Manston has already had one incarnation as a cargo-focused airport, but closed in 2014 with the loss of 150 jobs, reportedly losing £10,000 a day. So what has changed at an airport predicting creating 3,000 jobs?
“It didn’t have the infrastructure,” said Mr Freudmann. “It has a 2,800-metre runway, withy two parking stands and no additional facilities. It was also all inbound perishables, and aircraft were leaving empty.”
He acknowledges that automation may change the job prediction, but adds that with high unemployment in the area, one of the airport’s conditions is to support training and education.
“And we start at Manston with a clean sheet, no legacy practices, very modern.”
Cargo operations at airports can be notoriously hard to profit from, but Manson’s busines model will be to keep as many services, such as fuel and handling, in-house as possible.
“That will improve margins, but you need a degree of flexibility, and you contract it out if you can’t do it.”
And what of the investors in the £300m to £500m project? The developer appears shy.

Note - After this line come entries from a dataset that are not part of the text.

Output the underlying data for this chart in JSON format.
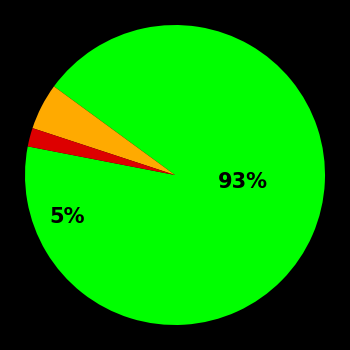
{
  "slices": [
    93,
    5,
    2
  ],
  "colors": [
    "#00ff00",
    "#ffaa00",
    "#dd0000"
  ],
  "labels": [
    "93%",
    "5%",
    ""
  ],
  "background_color": "#000000",
  "label_fontsize": 15,
  "label_color": "#000000",
  "startangle": 169,
  "figsize": [
    3.5,
    3.5
  ],
  "dpi": 100
}
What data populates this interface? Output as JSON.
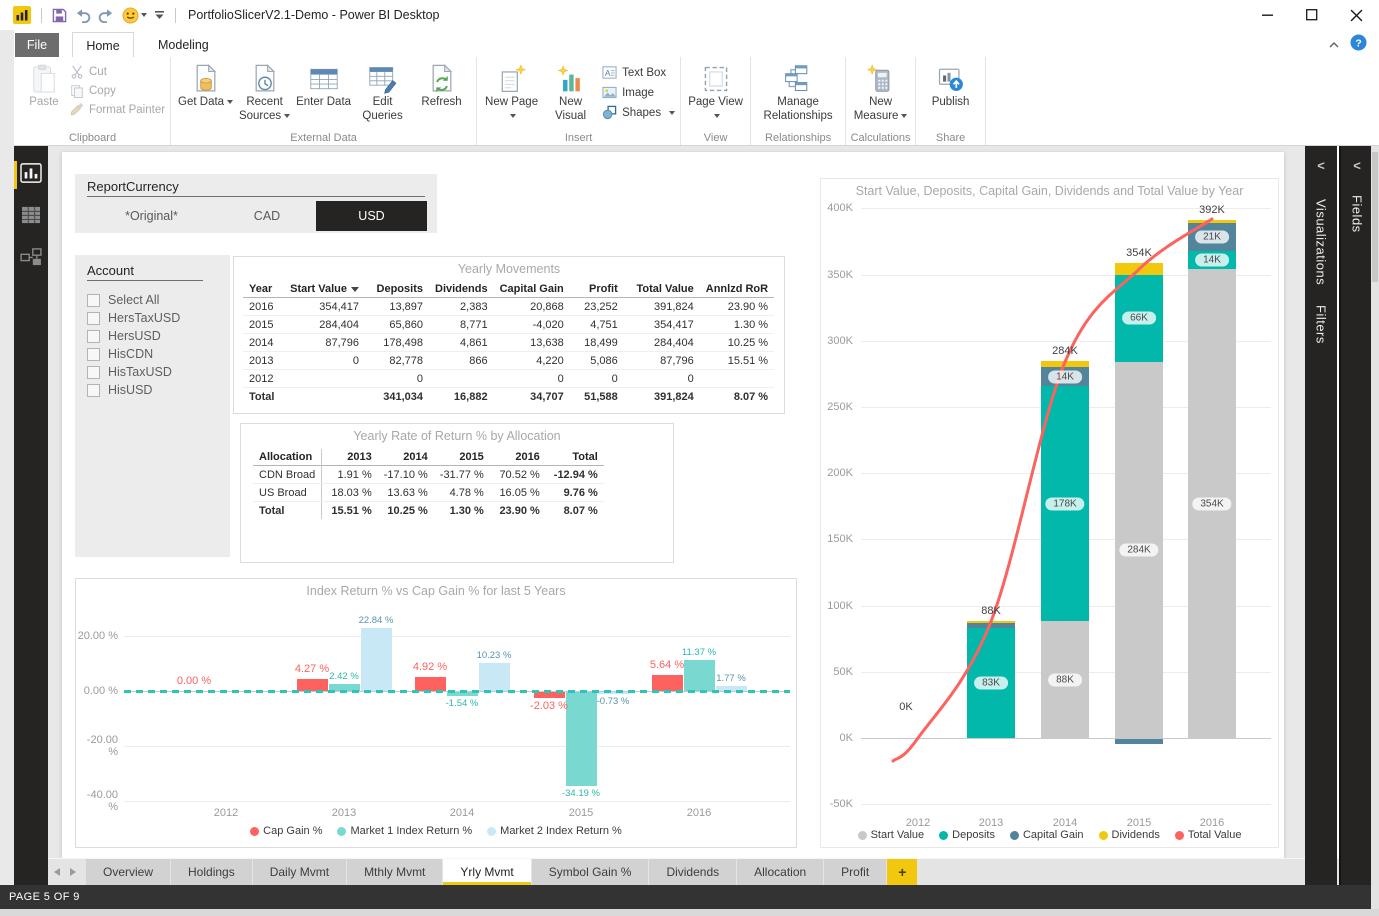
{
  "title_bar": {
    "title": "PortfolioSlicerV2.1-Demo - Power BI Desktop",
    "quick_access": [
      "save",
      "undo",
      "redo",
      "feedback-smiley",
      "customize-toolbar"
    ],
    "window_controls": [
      "minimize",
      "maximize",
      "close"
    ]
  },
  "menu": {
    "tabs": [
      {
        "label": "File"
      },
      {
        "label": "Home",
        "active": true
      },
      {
        "label": "Modeling"
      }
    ]
  },
  "ribbon": {
    "groups": [
      {
        "label": "Clipboard",
        "big": [
          {
            "label": "Paste",
            "icon": "paste",
            "disabled": true,
            "narrow": true
          }
        ],
        "stack": [
          {
            "label": "Cut",
            "icon": "cut",
            "disabled": true
          },
          {
            "label": "Copy",
            "icon": "copy",
            "disabled": true
          },
          {
            "label": "Format Painter",
            "icon": "format-painter",
            "disabled": true
          }
        ]
      },
      {
        "label": "External Data",
        "big": [
          {
            "label": "Get Data",
            "icon": "get-data",
            "dropdown": true
          },
          {
            "label": "Recent Sources",
            "icon": "recent-sources",
            "dropdown": true
          },
          {
            "label": "Enter Data",
            "icon": "enter-data"
          },
          {
            "label": "Edit Queries",
            "icon": "edit-queries"
          },
          {
            "label": "Refresh",
            "icon": "refresh"
          }
        ]
      },
      {
        "label": "Insert",
        "big": [
          {
            "label": "New Page",
            "icon": "new-page",
            "dropdown": true
          },
          {
            "label": "New Visual",
            "icon": "new-visual"
          }
        ],
        "stack": [
          {
            "label": "Text Box",
            "icon": "text-box"
          },
          {
            "label": "Image",
            "icon": "image"
          },
          {
            "label": "Shapes",
            "icon": "shapes",
            "dropdown": true
          }
        ]
      },
      {
        "label": "View",
        "big": [
          {
            "label": "Page View",
            "icon": "page-view",
            "dropdown": true
          }
        ]
      },
      {
        "label": "Relationships",
        "big": [
          {
            "label": "Manage Relationships",
            "icon": "manage-relationships",
            "wide": true
          }
        ]
      },
      {
        "label": "Calculations",
        "big": [
          {
            "label": "New Measure",
            "icon": "new-measure",
            "dropdown": true
          }
        ]
      },
      {
        "label": "Share",
        "big": [
          {
            "label": "Publish",
            "icon": "publish"
          }
        ]
      }
    ]
  },
  "left_rail": {
    "items": [
      {
        "name": "report-view",
        "icon": "report-view",
        "active": true
      },
      {
        "name": "data-view",
        "icon": "data-view"
      },
      {
        "name": "relationships-view",
        "icon": "model-view"
      }
    ]
  },
  "canvas": {
    "report_currency": {
      "label": "ReportCurrency",
      "options": [
        {
          "label": "*Original*"
        },
        {
          "label": "CAD"
        },
        {
          "label": "USD",
          "selected": true
        }
      ]
    },
    "account": {
      "label": "Account",
      "items": [
        "Select All",
        "HersTaxUSD",
        "HersUSD",
        "HisCDN",
        "HisTaxUSD",
        "HisUSD"
      ]
    },
    "yearly_movements": {
      "title": "Yearly Movements",
      "columns": [
        "Year",
        "Start Value",
        "Deposits",
        "Dividends",
        "Capital Gain",
        "Profit",
        "Total Value",
        "Annlzd RoR"
      ],
      "sorted_column": "Start Value",
      "rows": [
        [
          "2016",
          "354,417",
          "13,897",
          "2,383",
          "20,868",
          "23,252",
          "391,824",
          "23.90 %"
        ],
        [
          "2015",
          "284,404",
          "65,860",
          "8,771",
          "-4,020",
          "4,751",
          "354,417",
          "1.30 %"
        ],
        [
          "2014",
          "87,796",
          "178,498",
          "4,861",
          "13,638",
          "18,499",
          "284,404",
          "10.25 %"
        ],
        [
          "2013",
          "0",
          "82,778",
          "866",
          "4,220",
          "5,086",
          "87,796",
          "15.51 %"
        ],
        [
          "2012",
          "",
          "0",
          "",
          "0",
          "0",
          "0",
          ""
        ]
      ],
      "total_row": [
        "Total",
        "",
        "341,034",
        "16,882",
        "34,707",
        "51,588",
        "391,824",
        "8.07 %"
      ]
    },
    "rate_of_return": {
      "title": "Yearly Rate of Return % by Allocation",
      "columns": [
        "Allocation",
        "2013",
        "2014",
        "2015",
        "2016",
        "Total"
      ],
      "rows": [
        [
          "CDN Broad",
          "1.91 %",
          "-17.10 %",
          "-31.77 %",
          "70.52 %",
          "-12.94 %"
        ],
        [
          "US Broad",
          "18.03 %",
          "13.63 %",
          "4.78 %",
          "16.05 %",
          "9.76 %"
        ]
      ],
      "total_row": [
        "Total",
        "15.51 %",
        "10.25 %",
        "1.30 %",
        "23.90 %",
        "8.07 %"
      ]
    }
  },
  "chart_data": [
    {
      "type": "bar",
      "title": "Index Return % vs Cap Gain % for last 5 Years",
      "categories": [
        "2012",
        "2013",
        "2014",
        "2015",
        "2016"
      ],
      "series": [
        {
          "name": "Cap Gain %",
          "color": "#FD625E",
          "label_color": "#FD625E",
          "values": [
            0.0,
            4.27,
            4.92,
            -2.03,
            5.64
          ],
          "labels": [
            "0.00 %",
            "4.27 %",
            "4.92 %",
            "-2.03 %",
            "5.64 %"
          ]
        },
        {
          "name": "Market 1 Index Return %",
          "color": "#79D9D1",
          "label_color": "#2BB8AC",
          "values": [
            0.0,
            2.42,
            -1.54,
            -34.19,
            11.37
          ],
          "labels": [
            "",
            "2.42 %",
            "-1.54 %",
            "-34.19 %",
            "11.37 %"
          ]
        },
        {
          "name": "Market 2 Index Return %",
          "color": "#C9E8F5",
          "label_color": "#5793AE",
          "values": [
            0.0,
            22.84,
            10.23,
            -0.73,
            1.77
          ],
          "labels": [
            "",
            "22.84 %",
            "10.23 %",
            "-0.73 %",
            "1.77 %"
          ]
        }
      ],
      "ylim": [
        -45,
        30
      ],
      "yticks": [
        {
          "value": 20,
          "label": "20.00 %"
        },
        {
          "value": 0,
          "label": "0.00 %"
        },
        {
          "value": -20,
          "label": "-20.00 %"
        },
        {
          "value": -40,
          "label": "-40.00 %"
        }
      ],
      "zero_line": {
        "style": "dashed",
        "color": "#2FC4B8"
      },
      "legend_position": "bottom"
    },
    {
      "type": "stacked-bar-line",
      "title": "Start Value, Deposits, Capital Gain, Dividends and Total Value by Year",
      "categories": [
        "2012",
        "2013",
        "2014",
        "2015",
        "2016"
      ],
      "unit": "K",
      "series": [
        {
          "name": "Start Value",
          "color": "#C9C9C9",
          "values": [
            0,
            0,
            88,
            284,
            354
          ],
          "labels": [
            "",
            "",
            "88K",
            "284K",
            "354K"
          ]
        },
        {
          "name": "Deposits",
          "color": "#01B8AA",
          "values": [
            0,
            83,
            178,
            66,
            14
          ],
          "labels": [
            "",
            "83K",
            "178K",
            "66K",
            "14K"
          ]
        },
        {
          "name": "Capital Gain",
          "color": "#52849B",
          "values": [
            0,
            4,
            14,
            -4,
            21
          ],
          "labels": [
            "",
            "",
            "14K",
            "",
            "21K"
          ]
        },
        {
          "name": "Dividends",
          "color": "#F2C80F",
          "values": [
            0,
            1,
            5,
            9,
            2
          ],
          "labels": [
            "",
            "",
            "",
            "",
            ""
          ]
        }
      ],
      "line": {
        "name": "Total Value",
        "color": "#FD625E",
        "values": [
          0,
          88,
          284,
          354,
          392
        ]
      },
      "total_labels": [
        "0K",
        "88K",
        "284K",
        "354K",
        "392K"
      ],
      "ylim": [
        -50,
        400
      ],
      "yticks": [
        {
          "value": 400,
          "label": "400K"
        },
        {
          "value": 350,
          "label": "350K"
        },
        {
          "value": 300,
          "label": "300K"
        },
        {
          "value": 250,
          "label": "250K"
        },
        {
          "value": 200,
          "label": "200K"
        },
        {
          "value": 150,
          "label": "150K"
        },
        {
          "value": 100,
          "label": "100K"
        },
        {
          "value": 50,
          "label": "50K"
        },
        {
          "value": 0,
          "label": "0K"
        },
        {
          "value": -50,
          "label": "-50K"
        }
      ],
      "legend_position": "bottom"
    }
  ],
  "right_panels": [
    {
      "label": "Visualizations",
      "label2": "Filters"
    },
    {
      "label": "Fields"
    }
  ],
  "tab_strip": {
    "tabs": [
      {
        "label": "Overview"
      },
      {
        "label": "Holdings"
      },
      {
        "label": "Daily Mvmt"
      },
      {
        "label": "Mthly Mvmt"
      },
      {
        "label": "Yrly Mvmt",
        "active": true
      },
      {
        "label": "Symbol Gain %"
      },
      {
        "label": "Dividends"
      },
      {
        "label": "Allocation"
      },
      {
        "label": "Profit"
      },
      {
        "label": "+",
        "add": true
      }
    ]
  },
  "status_bar": {
    "text": "PAGE 5 OF 9"
  },
  "colors": {
    "accent": "#F2C80F",
    "teal": "#01B8AA",
    "red": "#FD625E",
    "gray_series": "#C9C9C9",
    "capital_gain": "#52849B",
    "rail_bg": "#252423",
    "statusbar_bg": "#333333"
  }
}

“I can’t tell you who they are, but I can say that they are UK non-dom residents (those who live outside the UK and pay no tax).
“Our investors understand the airport and the opportunities, and are taking a long-term view. This could be the last airport ever in the UK to get the go-ahead.
“As we develop over the next 12 months to two years, we will have some more institutional investors joining us, and the original investors will take a back seat.”
Manston acquired a development consent order (DCO) from transport minister Andrew Stephenson. However, the planning inspectorate recommended that the DCO be rejected and Mr Stepheson’s decision is the subject of a judicial review, driven by unhappy locals.
But Mr Freudmann said the politician had defended his decision “robustly”, and claimed a lot of local support for the project, including MPs and the county council.
He is confident: “We wouldn’t have serious investors if the airport wasn’t viable,” he said.